GPUs in Driverless AI

Driverless AI can run on machines with only CPUs or machines with CPUs and GPUs. For the best (and intended-as-designed) experience, install Driverless AI on modern data center hardware with GPUs and CUDA support. Feature engineering and model building are primarily performed on CPU and GPU respectively. For this reason, Driverless AI benefits from multi-core CPUs with sufficient system memory and GPUs with sufficient RAM. For best results, we recommend GPUs that use the Pascal or Volta architectures. Ampere-based NVIDIA GPUs are also supported on x86 machines (requires NVIDIA CUDA Driver 11.8 or later).

Driverless AI ships with NVIDIA CUDA 11.8.0 and cuDNN.

Image and natural language processing (NLP) use cases in H2O Driverless AI benefit significantly from GPU usage.

Model building algorithms, namely, XGBoost (GBM/DART/RF/GLM), LightGBM (GBM/DART/RF), PyTorch (BERT models) and TensorFlow (CNN/BiGRU/ImageNet) models utilize GPU. Model scoring on GPUs can be enabled by selecting non-zero number of GPUs for prediction/scoring via num_gpus_for_prediction system expert setting of the experiment. Shapley calculation on GPUs is coming soon. MOJO scoring for productionizing models on GPUs can be enabled for some uses cases. See tensorflow_nlp_have_gpus_in_production in config.toml. Driverless AI Tensorflow, BERT and Image models support C++ MOJO scoring for production.

Feature engineering transformers such as ClusterDist cuML Transformer, TruncSVDNum cuML Transformer, DBSCAN cuML Transformer run on GPUs.

With Driverless AI Dask multinode setup, GPUs can be used for extensive model hyperparamenter search.

For details see -

GPUs can be enabled/disabled per Experiment. System expert settings of an experiment exposes some fine grained control of GPUs. For all other GPU related config settings see config.toml.

Nvidia MIG support

Driverless AI 2.0 can run GPU training on machines with Nvidia® Multi-instance GPU (MIGs). For real-time GPU monitoring, install the NVIDIA® Data Center GPU Manager (DCGM) so that Driverless AI can monitor real time gpu metrics in the same way as running on GPUs.
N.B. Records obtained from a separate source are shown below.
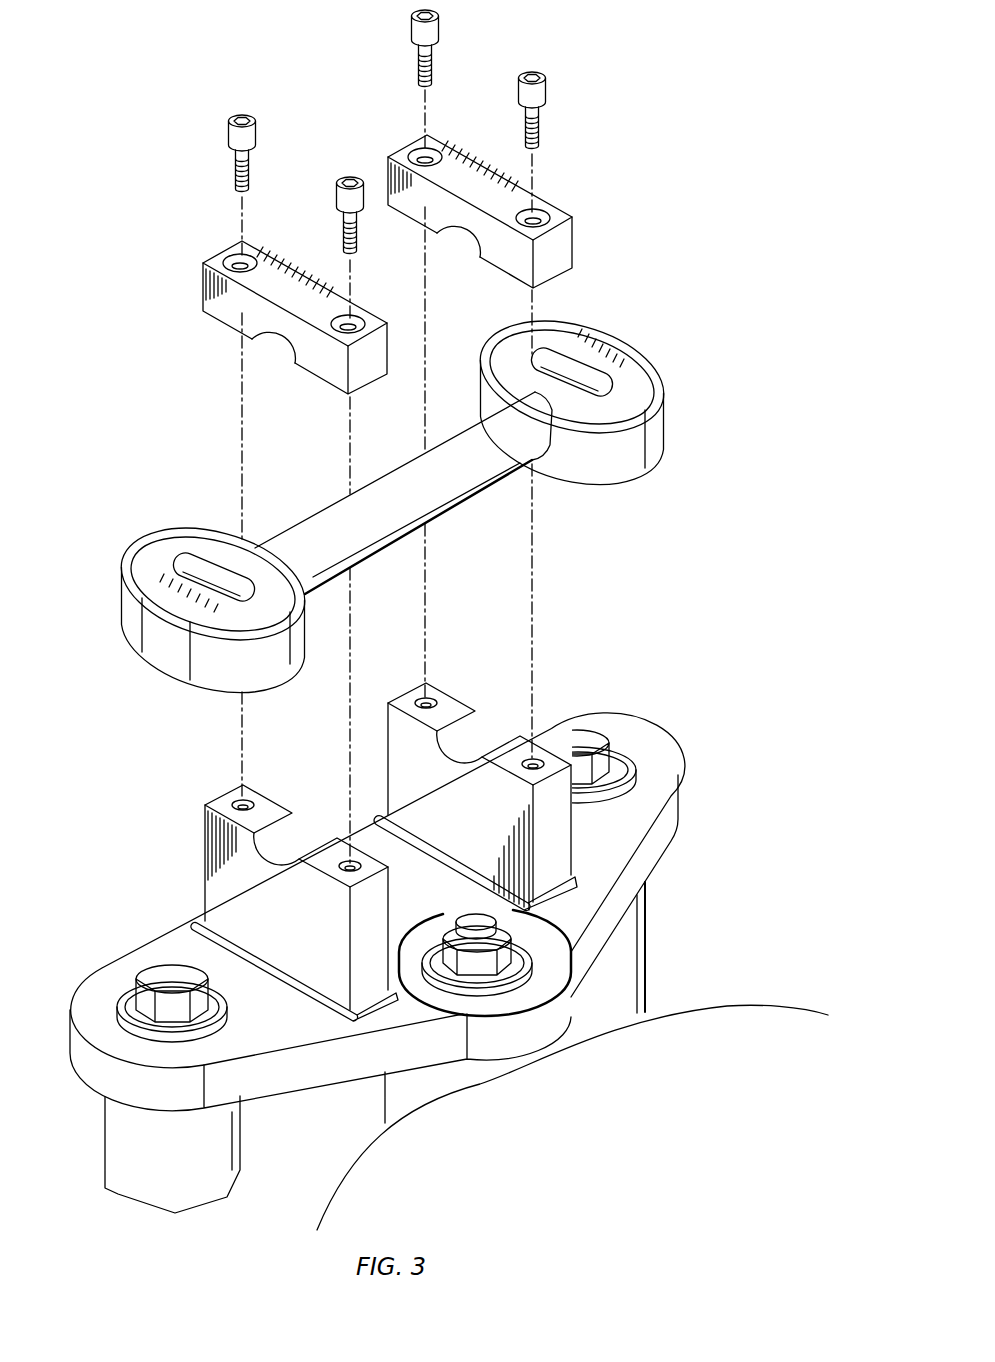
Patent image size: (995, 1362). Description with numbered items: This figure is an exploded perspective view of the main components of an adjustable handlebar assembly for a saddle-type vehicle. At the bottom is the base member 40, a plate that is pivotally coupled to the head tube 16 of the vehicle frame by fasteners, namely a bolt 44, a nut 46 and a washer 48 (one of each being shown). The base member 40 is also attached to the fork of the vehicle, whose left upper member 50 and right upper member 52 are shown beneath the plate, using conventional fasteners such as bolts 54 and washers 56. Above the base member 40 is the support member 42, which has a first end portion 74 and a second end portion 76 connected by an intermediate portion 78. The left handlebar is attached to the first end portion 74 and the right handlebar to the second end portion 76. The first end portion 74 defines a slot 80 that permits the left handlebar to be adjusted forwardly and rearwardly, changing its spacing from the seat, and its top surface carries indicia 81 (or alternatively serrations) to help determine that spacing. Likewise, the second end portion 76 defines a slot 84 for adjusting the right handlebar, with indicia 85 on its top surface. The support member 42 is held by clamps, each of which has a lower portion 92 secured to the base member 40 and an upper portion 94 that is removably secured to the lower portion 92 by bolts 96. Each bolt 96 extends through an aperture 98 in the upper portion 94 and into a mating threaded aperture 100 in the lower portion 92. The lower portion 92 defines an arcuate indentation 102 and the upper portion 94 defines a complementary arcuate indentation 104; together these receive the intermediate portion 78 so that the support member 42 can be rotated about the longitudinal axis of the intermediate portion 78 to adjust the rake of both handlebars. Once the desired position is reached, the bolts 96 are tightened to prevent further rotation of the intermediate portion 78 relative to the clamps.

The head tube 16 is at (460, 1072).
The base member 40 is at (652, 853).
The support member 42 is at (674, 421).
The bolt 44 is at (476, 916).
The nut 46 is at (436, 948).
The washer 48 is at (547, 933).
The left upper member 50 is at (100, 1135).
The right upper member 52 is at (648, 966).
The bolt 54 is at (165, 972).
The washer 56 is at (100, 1012).
The first end portion 74 is at (125, 610).
The second end portion 76 is at (618, 470).
The intermediate portion 78 is at (410, 470).
The slot 80 is at (192, 558).
The indicia 81 is at (151, 568).
The slot 84 is at (552, 352).
The indicia 85 is at (604, 342).
The lower portion 92 is at (560, 828).
The upper portion 94 is at (565, 245).
The bolt 96 is at (411, 44).
The aperture 98 is at (412, 152).
The threaded aperture 100 is at (430, 698).
The arcuate indentation 102 is at (475, 732).
The arcuate indentation 104 is at (466, 248).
Driverless AI can still run on MIGs without DCGM, but real-time GPU metrics, such as memory usage and utilization, will not be available.

The following steps describe how to set up DCGM in Driverless AI. Note that Driverless AI only supports DCGM 3.3.8.
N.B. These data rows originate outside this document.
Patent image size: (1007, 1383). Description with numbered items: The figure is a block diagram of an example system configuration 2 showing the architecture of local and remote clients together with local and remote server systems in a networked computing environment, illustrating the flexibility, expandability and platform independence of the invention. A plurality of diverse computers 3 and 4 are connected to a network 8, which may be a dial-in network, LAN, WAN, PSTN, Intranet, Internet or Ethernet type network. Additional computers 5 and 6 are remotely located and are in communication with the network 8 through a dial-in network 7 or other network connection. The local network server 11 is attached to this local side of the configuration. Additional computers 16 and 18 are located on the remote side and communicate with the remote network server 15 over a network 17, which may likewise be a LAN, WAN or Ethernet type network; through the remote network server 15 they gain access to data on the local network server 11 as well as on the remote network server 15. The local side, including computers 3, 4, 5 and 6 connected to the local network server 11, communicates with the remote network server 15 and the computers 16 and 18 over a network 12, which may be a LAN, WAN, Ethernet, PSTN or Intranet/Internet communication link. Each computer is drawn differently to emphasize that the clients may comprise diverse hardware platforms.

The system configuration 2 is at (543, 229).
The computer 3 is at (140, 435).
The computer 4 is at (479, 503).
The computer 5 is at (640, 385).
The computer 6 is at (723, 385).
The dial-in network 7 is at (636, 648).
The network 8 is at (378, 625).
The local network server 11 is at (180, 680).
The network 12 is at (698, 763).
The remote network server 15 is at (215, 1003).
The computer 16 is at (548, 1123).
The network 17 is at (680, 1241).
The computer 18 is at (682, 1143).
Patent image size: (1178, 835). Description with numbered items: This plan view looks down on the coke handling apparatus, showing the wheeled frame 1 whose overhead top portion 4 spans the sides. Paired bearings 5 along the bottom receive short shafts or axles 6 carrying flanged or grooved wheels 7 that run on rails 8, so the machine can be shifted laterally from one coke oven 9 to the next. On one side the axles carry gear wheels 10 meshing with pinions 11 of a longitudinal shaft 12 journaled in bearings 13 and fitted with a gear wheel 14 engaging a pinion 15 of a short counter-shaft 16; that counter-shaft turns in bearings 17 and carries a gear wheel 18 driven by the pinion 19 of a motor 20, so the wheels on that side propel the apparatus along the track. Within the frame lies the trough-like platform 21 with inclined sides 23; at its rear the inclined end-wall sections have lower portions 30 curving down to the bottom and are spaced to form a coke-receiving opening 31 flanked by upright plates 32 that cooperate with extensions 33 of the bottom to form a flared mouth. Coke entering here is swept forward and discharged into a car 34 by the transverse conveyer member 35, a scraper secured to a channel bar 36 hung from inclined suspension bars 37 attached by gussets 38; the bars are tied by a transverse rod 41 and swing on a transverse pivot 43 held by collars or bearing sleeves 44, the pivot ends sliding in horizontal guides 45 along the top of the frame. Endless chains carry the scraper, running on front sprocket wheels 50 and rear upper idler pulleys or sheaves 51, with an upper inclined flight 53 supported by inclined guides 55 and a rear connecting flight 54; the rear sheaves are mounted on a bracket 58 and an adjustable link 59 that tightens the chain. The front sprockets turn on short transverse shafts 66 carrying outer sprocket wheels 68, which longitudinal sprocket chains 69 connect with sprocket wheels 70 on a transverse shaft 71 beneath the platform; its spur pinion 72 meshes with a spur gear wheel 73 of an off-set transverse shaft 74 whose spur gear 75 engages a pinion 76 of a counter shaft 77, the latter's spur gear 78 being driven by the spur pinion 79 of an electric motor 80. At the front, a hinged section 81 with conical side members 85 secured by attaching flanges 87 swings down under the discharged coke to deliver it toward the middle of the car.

  1. Enable MIG on all GPUs: Ensure that all visible GPUs are either enabled or disabled for MIG. Driverless AI does not support mixed configurations of GPUs and MIGs. For more information, see the NVIDIA MIG user guide.

  2. Install DCGM: Install DCGM on the same machine as Driverless AI or on a separate machine. For installation instructions, see the DCGM user guide. If running on Kubernetes, use the NVIDIA GPU operator to install DCGM.

  3. Configure Driverless AI to use DCGM: Set DAI_DCGM_DAEMON_ADDRESS as an environment variable or specify dcgm_daemon_address in config.toml to allow Driverless AI to access DCGM. If running on Kubernetes, use the fully qualified domain name (FQDN) of the DCGM service.